Internationally, the British Office of Fair Trading has handed British Airways a record £121.5 million fine for colluding with Virgin Atlantic in imposing fuel levy surcharges on passenger ticket prices. Virgin escaped without a fine as it had "blown the whistle" on the conduct and therefore qualified for immunity from prosecution. BA has also been fined $300 million for similar offences by the US Department of Justice and is under investigation for fixing cargo fuel surcharges in Europe, Australia, Canada, New Zealand and South Africa.
Microsoft recently lost its appeal to the European Union Court of First Instance in respect of a €497 million fine imposed by the EU Competition Commission. The decision sets "an important precedent in terms of the obligations of dominant companies to allow competition."
In South Africa, SAA, Telkom and Sasol (among others) are dominant firms accused of abusing their market positions, either by way of exploiting consumers, excluding competition or causing substantial reductions in competition. Firms of this ilk have, up to now, been in the spotlight in terms of prohibited practice enforcement by our competition authorities, but it is not only dominant firms that need to asses and curb their behaviour. Cartels in the dairy and bread industries (to name just two) are currently under investigation for a variety of collusive offences. Other primary supplier firms did not learn from the fines (some R40 million in total) imposed in 2005 on the automotive industry players found guilty of minimum resale price maintenance. Oakley South Africa paid a R212, 000 fine last year for imposing a minimum resale price on purveyors of their sunglasses. A y small firm in the water heating industry paid a R78, 500 fine for trying to enforce a restraint of trade provision in a distribution agreement in circumstances where the distributor had become a competitor. Conduct that firms and their employees may have been engaging in for years might actually offend the provisions of the Act and come under scrutiny when least expected.
Our competition officials say they aim to ensure that penalties imposed for anticompetitive conduct are sufficiently stringent to ensure that it is not worth the while of any firm to engage in such conduct, whether it be collusive behaviour, abuse of a dominant position or some other form of prohibited conduct. It is also likely that imminent amendments to the Act will make cartel behaviour a criminal offence for the directors and officers of the firms concerned. It is conceivable that individual directors could face jail time or punitive fines for steering their firms into cartels.

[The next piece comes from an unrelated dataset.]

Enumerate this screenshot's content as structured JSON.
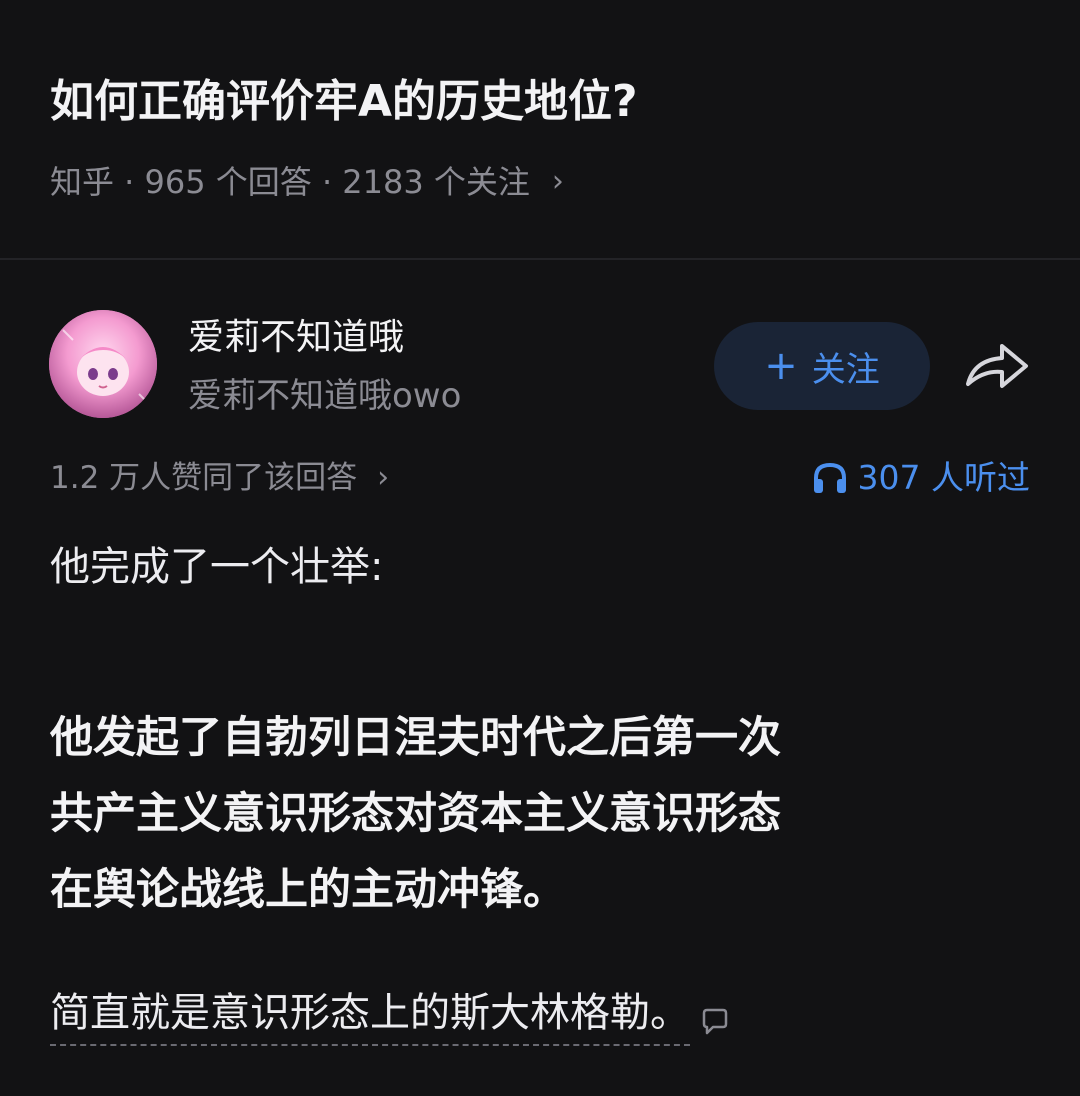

Firms of any size, whether dominant or not, are well advised to take steps to ensure that they are compliant with competition law. Decision makers should be trained to understand the provisions of the Act and how to apply them to their businesses. Lawyers should be consulted in respect of any behaviour (intended, current or past) which might contravene the Act and firms that have engaged in cartel behaviour should consider applying for leniency (our Competition Commission has a Corporate Leniency Policy that, successfully used, can result in immunity from prosecution).